Just wanted to add another twist to this discussion. It does happen ~ it did to me. If anyone is reading this, birth mother or AP's who find the option of not telling attractive or best for the child....please reconsider!


Truly Blessed said...

Years ago we lived next door to a lady and her nephew. He was about mid-30s, she was in her 70s. We moved away but came back to visit often and was surprised to learn that the nephew had purchased the house next door to ours and was living there alone. When we saw him, he was simply bewildered. He told us that he had recently found out he was adopted and couldn't live with his Aunt anymore and didn't know who he could trust anymore. He said that every adult in his family had lied to him his entire life and he was having a really hard time getting past that. Bewildered, is truly the only word that fits what this man's demeanor was every time we saw him after that.

I cannot fathom any adoptive parent not telling their child their story -- from birth on. But the letter writing mom in the advice column will likely rationalize her decision and one day her daughter may walk around as bewildered as my former neighbor was, unable to trust any of her own history because all of the adults in her life lied to her.

Truly Blessed said...
This comment has been removed by the author.
Anonymous said...

We have told our children their stories from early on; in that retelling and sharing of our origins as an adoptive family we honor their life before us and those that came before us.

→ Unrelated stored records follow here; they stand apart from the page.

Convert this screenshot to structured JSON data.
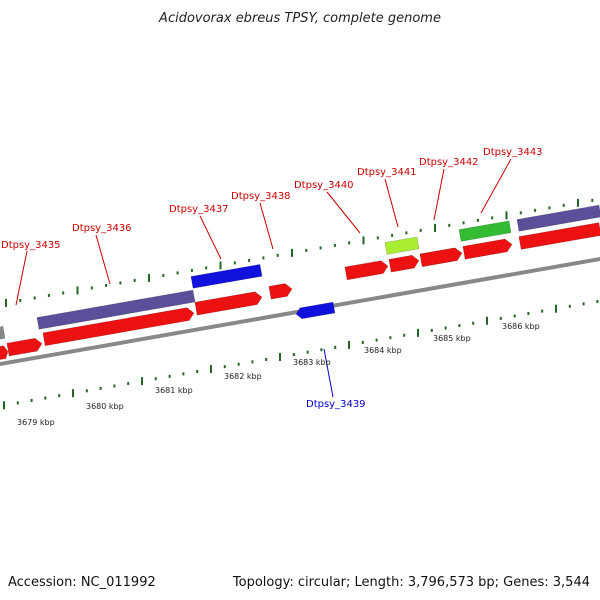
{
  "title": "Acidovorax ebreus TPSY, complete genome",
  "footer": {
    "accession": "Accession: NC_011992",
    "summary": "Topology: circular; Length: 3,796,573 bp; Genes: 3,544"
  },
  "colors": {
    "forward_cds": "#ee1111",
    "reverse_cds": "#1111dd",
    "track_purple": "#5b4f9a",
    "track_green": "#33bb33",
    "track_lime": "#aaee33",
    "track_grey": "#888888",
    "backbone": "#888888",
    "tick": "#226622",
    "forward_label": "#cc0000",
    "reverse_label": "#0000cc"
  },
  "gene_labels": [
    {
      "text": "Dtpsy_3435",
      "strand": "forward"
    },
    {
      "text": "Dtpsy_3436",
      "strand": "forward"
    },
    {
      "text": "Dtpsy_3437",
      "strand": "forward"
    },
    {
      "text": "Dtpsy_3438",
      "strand": "forward"
    },
    {
      "text": "Dtpsy_3440",
      "strand": "forward"
    },
    {
      "text": "Dtpsy_3441",
      "strand": "forward"
    },
    {
      "text": "Dtpsy_3442",
      "strand": "forward"
    },
    {
      "text": "Dtpsy_3443",
      "strand": "forward"
    },
    {
      "text": "Dtpsy_3439",
      "strand": "reverse"
    }
  ],
  "scale_labels": [
    "3679 kbp",
    "3680 kbp",
    "3681 kbp",
    "3682 kbp",
    "3683 kbp",
    "3684 kbp",
    "3685 kbp",
    "3686 kbp"
  ]
}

We continue to honor them by not shirking our responsibility and belief that ethically speaking sharing is right.

That is their right and frankly their birthright.

No excuses for not telling.

And yet, please make no mistake: it is hard, dam* hard to peer into a tiny trusting face; a face you cherish above all else, and tell them that they didn't grow in your tummy like their brother or sister, but were brought home through adoption.

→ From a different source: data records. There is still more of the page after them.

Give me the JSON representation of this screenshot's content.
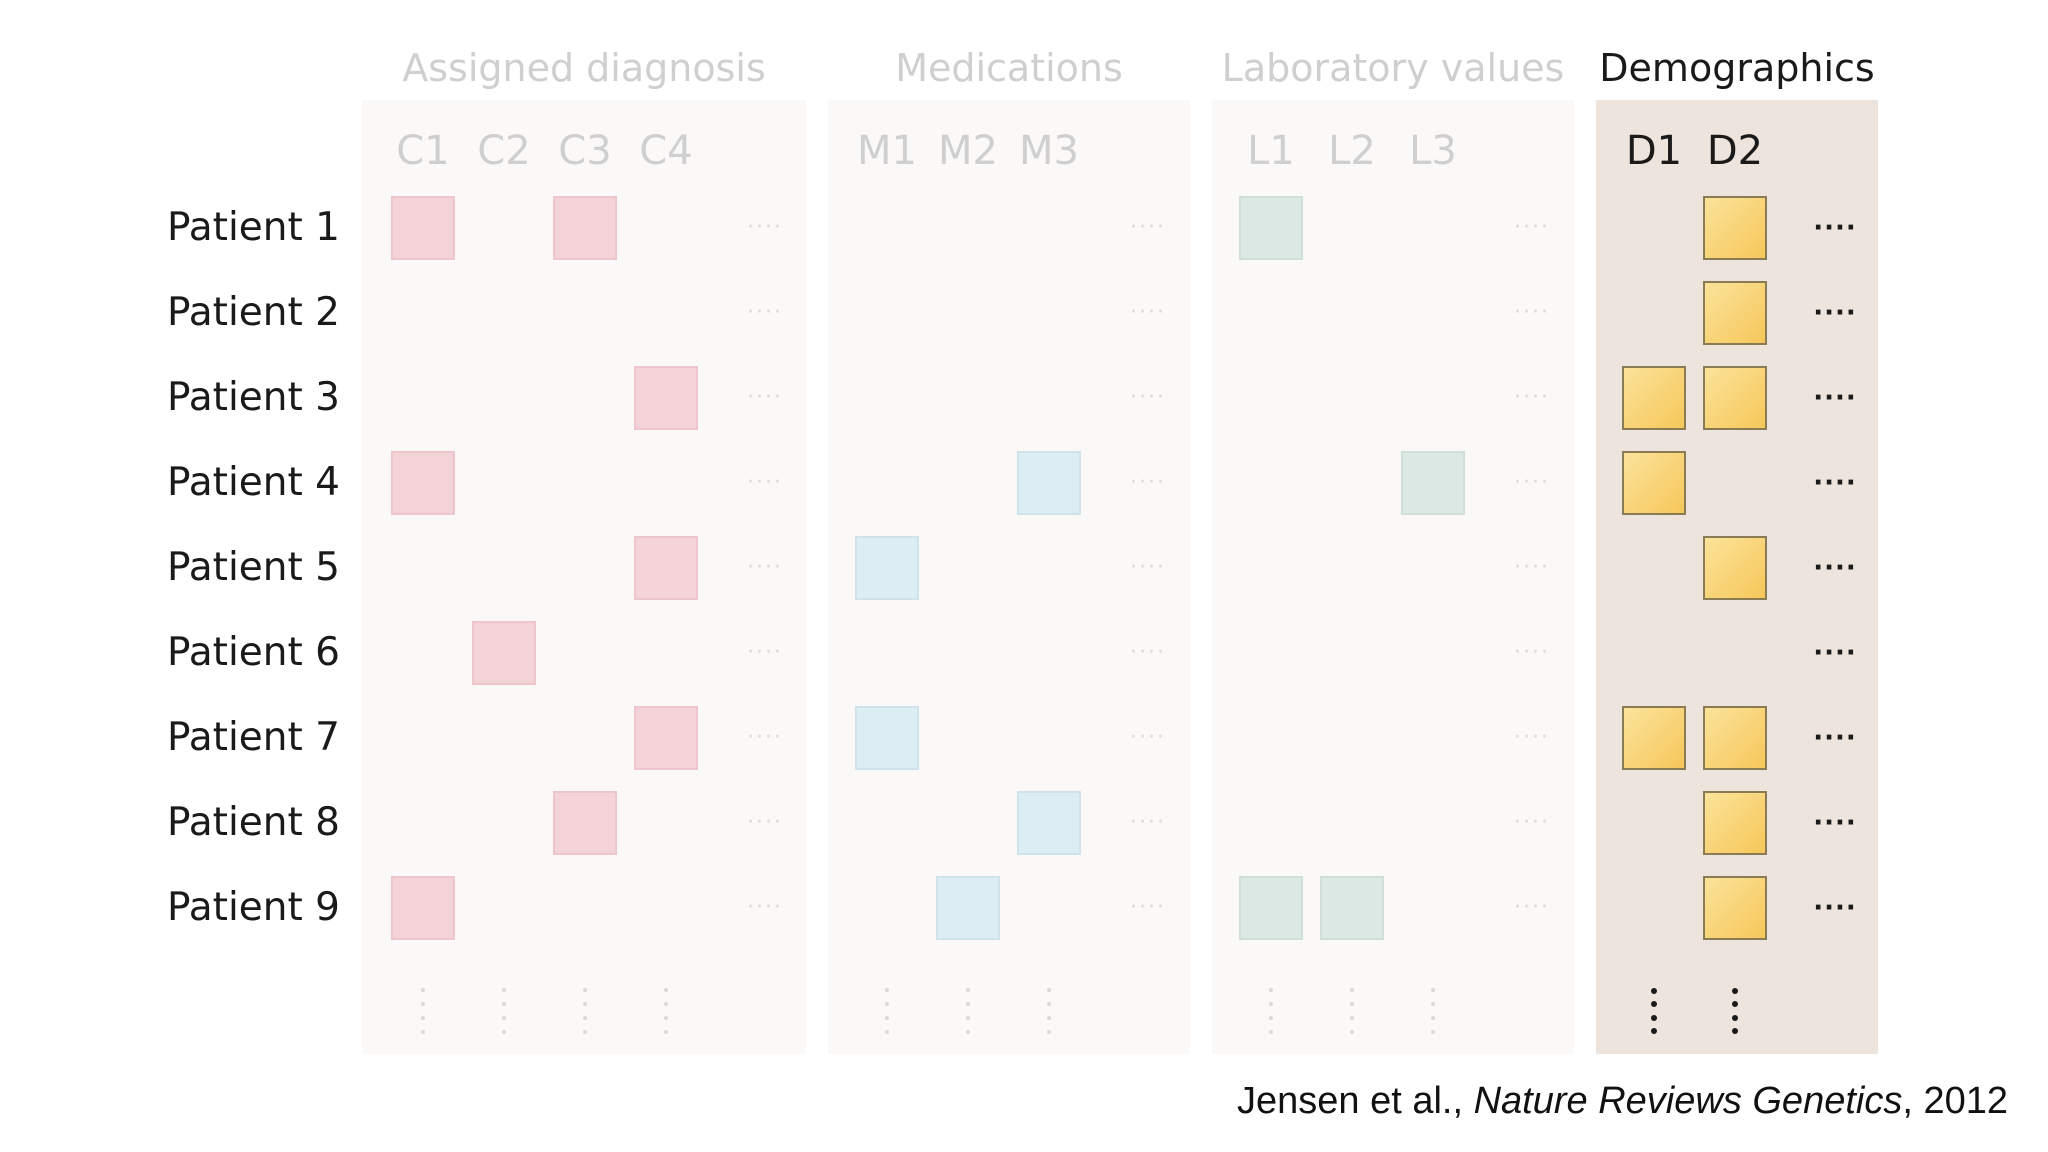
{
  "groups": [
    {
      "title": "Assigned diagnosis",
      "active": false,
      "kind": "diag",
      "columns": [
        "C1",
        "C2",
        "C3",
        "C4"
      ]
    },
    {
      "title": "Medications",
      "active": false,
      "kind": "med",
      "columns": [
        "M1",
        "M2",
        "M3"
      ]
    },
    {
      "title": "Laboratory values",
      "active": false,
      "kind": "lab",
      "columns": [
        "L1",
        "L2",
        "L3"
      ]
    },
    {
      "title": "Demographics",
      "active": true,
      "kind": "demo",
      "columns": [
        "D1",
        "D2"
      ]
    }
  ],
  "patients": [
    {
      "label": "Patient 1",
      "cells": {
        "C1": 1,
        "C3": 1,
        "L1": 1,
        "D2": 1
      }
    },
    {
      "label": "Patient 2",
      "cells": {
        "D2": 1
      }
    },
    {
      "label": "Patient 3",
      "cells": {
        "C4": 1,
        "D1": 1,
        "D2": 1
      }
    },
    {
      "label": "Patient 4",
      "cells": {
        "C1": 1,
        "M3": 1,
        "L3": 1,
        "D1": 1
      }
    },
    {
      "label": "Patient 5",
      "cells": {
        "C4": 1,
        "M1": 1,
        "D2": 1
      }
    },
    {
      "label": "Patient 6",
      "cells": {
        "C2": 1
      }
    },
    {
      "label": "Patient 7",
      "cells": {
        "C4": 1,
        "M1": 1,
        "D1": 1,
        "D2": 1
      }
    },
    {
      "label": "Patient 8",
      "cells": {
        "C3": 1,
        "M3": 1,
        "D2": 1
      }
    },
    {
      "label": "Patient 9",
      "cells": {
        "C1": 1,
        "M2": 1,
        "L1": 1,
        "L2": 1,
        "D2": 1
      }
    }
  ],
  "citation": {
    "authors": "Jensen et al., ",
    "journal": "Nature Reviews Genetics",
    "year": ", 2012"
  },
  "colors": {
    "diagnosis_cell": "#f3d3d8",
    "medication_cell": "#dceef3",
    "lab_cell": "#dde9e4",
    "demographic_cell": "#f6c759",
    "active_panel": "#ece4dd",
    "inactive_panel": "#fbf8f8"
  }
}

Its not ugly, the word adoption, but let me say that anyone who has watched the emotions flicker across a child's face ~ confusion, possibly fear or anxiety, sadness....once they TRULY begin to intuit just what adoption means and the losses inherent with the gains....well, its not all academic or black and white. There are times many of us wish we could spare them from that reality. From being "different".

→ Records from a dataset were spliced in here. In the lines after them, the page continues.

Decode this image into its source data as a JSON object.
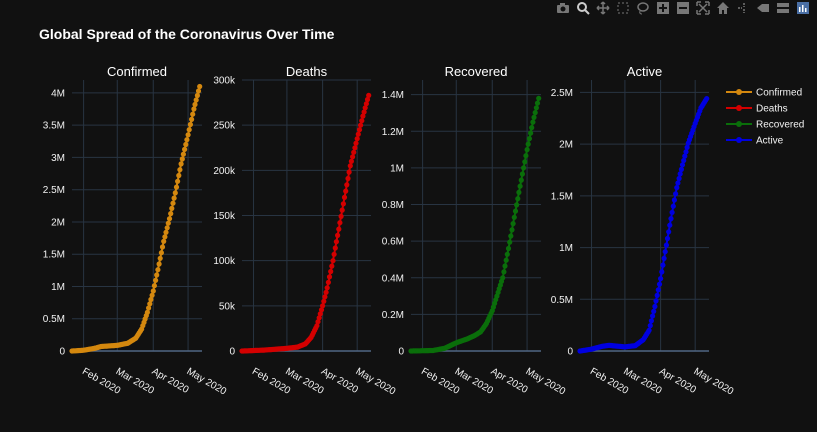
{
  "page": {
    "background": "#111111",
    "grid_color": "#283442"
  },
  "toolbar": {
    "buttons": [
      {
        "name": "camera-icon"
      },
      {
        "name": "zoom-icon"
      },
      {
        "name": "pan-icon"
      },
      {
        "name": "box-select-icon"
      },
      {
        "name": "lasso-select-icon"
      },
      {
        "name": "zoom-in-icon"
      },
      {
        "name": "zoom-out-icon"
      },
      {
        "name": "autoscale-icon"
      },
      {
        "name": "reset-axes-icon"
      },
      {
        "name": "spike-lines-icon"
      },
      {
        "name": "hover-closest-icon"
      },
      {
        "name": "hover-compare-icon"
      },
      {
        "name": "plotly-logo-icon"
      }
    ]
  },
  "chart_data": {
    "type": "line",
    "title": "Global Spread of the Coronavirus Over Time",
    "x_ticks": [
      "Feb 2020",
      "Mar 2020",
      "Apr 2020",
      "May 2020"
    ],
    "x_tick_dates": [
      "2020-02-01",
      "2020-03-01",
      "2020-04-01",
      "2020-05-01"
    ],
    "x_range": [
      "2020-01-22",
      "2020-05-13"
    ],
    "grid": true,
    "legend_position": "top-right",
    "legend": [
      {
        "name": "Confirmed",
        "color": "#d4880f"
      },
      {
        "name": "Deaths",
        "color": "#d40000"
      },
      {
        "name": "Recovered",
        "color": "#0a6e0a"
      },
      {
        "name": "Active",
        "color": "#0000e0"
      }
    ],
    "subplots": [
      {
        "title": "Confirmed",
        "color": "#d4880f",
        "ylim": [
          0,
          4200000
        ],
        "y_ticks": [
          [
            0,
            "0"
          ],
          [
            500000,
            "0.5M"
          ],
          [
            1000000,
            "1M"
          ],
          [
            1500000,
            "1.5M"
          ],
          [
            2000000,
            "2M"
          ],
          [
            2500000,
            "2.5M"
          ],
          [
            3000000,
            "3M"
          ],
          [
            3500000,
            "3.5M"
          ],
          [
            4000000,
            "4M"
          ]
        ],
        "points": [
          [
            "2020-01-22",
            0
          ],
          [
            "2020-02-01",
            12000
          ],
          [
            "2020-02-10",
            40000
          ],
          [
            "2020-02-16",
            70000
          ],
          [
            "2020-03-01",
            88000
          ],
          [
            "2020-03-10",
            120000
          ],
          [
            "2020-03-17",
            200000
          ],
          [
            "2020-03-22",
            340000
          ],
          [
            "2020-03-27",
            600000
          ],
          [
            "2020-04-01",
            930000
          ],
          [
            "2020-04-05",
            1260000
          ],
          [
            "2020-04-10",
            1700000
          ],
          [
            "2020-04-15",
            2050000
          ],
          [
            "2020-04-20",
            2450000
          ],
          [
            "2020-04-25",
            2900000
          ],
          [
            "2020-05-01",
            3350000
          ],
          [
            "2020-05-06",
            3750000
          ],
          [
            "2020-05-11",
            4100000
          ]
        ]
      },
      {
        "title": "Deaths",
        "color": "#d40000",
        "ylim": [
          0,
          300000
        ],
        "y_ticks": [
          [
            0,
            "0"
          ],
          [
            50000,
            "50k"
          ],
          [
            100000,
            "100k"
          ],
          [
            150000,
            "150k"
          ],
          [
            200000,
            "200k"
          ],
          [
            250000,
            "250k"
          ],
          [
            300000,
            "300k"
          ]
        ],
        "points": [
          [
            "2020-01-22",
            0
          ],
          [
            "2020-02-10",
            1000
          ],
          [
            "2020-03-01",
            3000
          ],
          [
            "2020-03-10",
            4300
          ],
          [
            "2020-03-17",
            7900
          ],
          [
            "2020-03-22",
            15000
          ],
          [
            "2020-03-27",
            28000
          ],
          [
            "2020-04-01",
            50000
          ],
          [
            "2020-04-05",
            70000
          ],
          [
            "2020-04-10",
            100000
          ],
          [
            "2020-04-15",
            135000
          ],
          [
            "2020-04-20",
            170000
          ],
          [
            "2020-04-25",
            205000
          ],
          [
            "2020-05-01",
            235000
          ],
          [
            "2020-05-06",
            260000
          ],
          [
            "2020-05-11",
            283000
          ]
        ]
      },
      {
        "title": "Recovered",
        "color": "#0a6e0a",
        "ylim": [
          0,
          1480000
        ],
        "y_ticks": [
          [
            0,
            "0"
          ],
          [
            200000,
            "0.2M"
          ],
          [
            400000,
            "0.4M"
          ],
          [
            600000,
            "0.6M"
          ],
          [
            800000,
            "0.8M"
          ],
          [
            1000000,
            "1M"
          ],
          [
            1200000,
            "1.2M"
          ],
          [
            1400000,
            "1.4M"
          ]
        ],
        "points": [
          [
            "2020-01-22",
            0
          ],
          [
            "2020-02-10",
            3000
          ],
          [
            "2020-02-20",
            15000
          ],
          [
            "2020-03-01",
            45000
          ],
          [
            "2020-03-10",
            65000
          ],
          [
            "2020-03-17",
            85000
          ],
          [
            "2020-03-22",
            105000
          ],
          [
            "2020-03-27",
            150000
          ],
          [
            "2020-04-01",
            220000
          ],
          [
            "2020-04-05",
            300000
          ],
          [
            "2020-04-10",
            400000
          ],
          [
            "2020-04-15",
            560000
          ],
          [
            "2020-04-20",
            730000
          ],
          [
            "2020-04-25",
            900000
          ],
          [
            "2020-05-01",
            1100000
          ],
          [
            "2020-05-06",
            1250000
          ],
          [
            "2020-05-11",
            1380000
          ]
        ]
      },
      {
        "title": "Active",
        "color": "#0000e0",
        "ylim": [
          0,
          2620000
        ],
        "y_ticks": [
          [
            0,
            "0"
          ],
          [
            500000,
            "0.5M"
          ],
          [
            1000000,
            "1M"
          ],
          [
            1500000,
            "1.5M"
          ],
          [
            2000000,
            "2M"
          ],
          [
            2500000,
            "2.5M"
          ]
        ],
        "points": [
          [
            "2020-01-22",
            0
          ],
          [
            "2020-02-01",
            18000
          ],
          [
            "2020-02-10",
            45000
          ],
          [
            "2020-02-16",
            55000
          ],
          [
            "2020-03-01",
            40000
          ],
          [
            "2020-03-10",
            52000
          ],
          [
            "2020-03-17",
            110000
          ],
          [
            "2020-03-22",
            200000
          ],
          [
            "2020-03-27",
            430000
          ],
          [
            "2020-04-01",
            700000
          ],
          [
            "2020-04-05",
            960000
          ],
          [
            "2020-04-10",
            1280000
          ],
          [
            "2020-04-15",
            1580000
          ],
          [
            "2020-04-20",
            1800000
          ],
          [
            "2020-04-25",
            2010000
          ],
          [
            "2020-05-01",
            2200000
          ],
          [
            "2020-05-06",
            2350000
          ],
          [
            "2020-05-11",
            2440000
          ]
        ]
      }
    ]
  }
}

The truth yes...but is it so hard to fathom a mother's love blinding her from not wanting to tell or wishing to delay? Not so much. Not from where I am sitting tonight.

She needs to tell, yes....but its no so surprising her wish not to.....


Kris said...

I really didn't realize there were still parents who did not tell their adopted children the truth. One piece of advice we were given: The child should always have known. In other words, they shouldn't remember the day they "found out". It should be something they have always known about themselves. How arrogant to keep this kind of information from the child.

Campbell said...

Joanna, thank you for sharing your experience. So many scenarios in adoption, I hadn't heard or read that one.

Who should you blame for the deception indeed.

Anonymous said...

Kris - I've heard that same advice. Our kids were 5 and. 2 when they were adopted, so of course our 5 (now 6) year old will remember. Our 2 (now 3) year old won't, but I can't imagine not telling him (even if he didn't have his sister to remind him). We've definitely made an effort to make sure that adoption is never a new concept.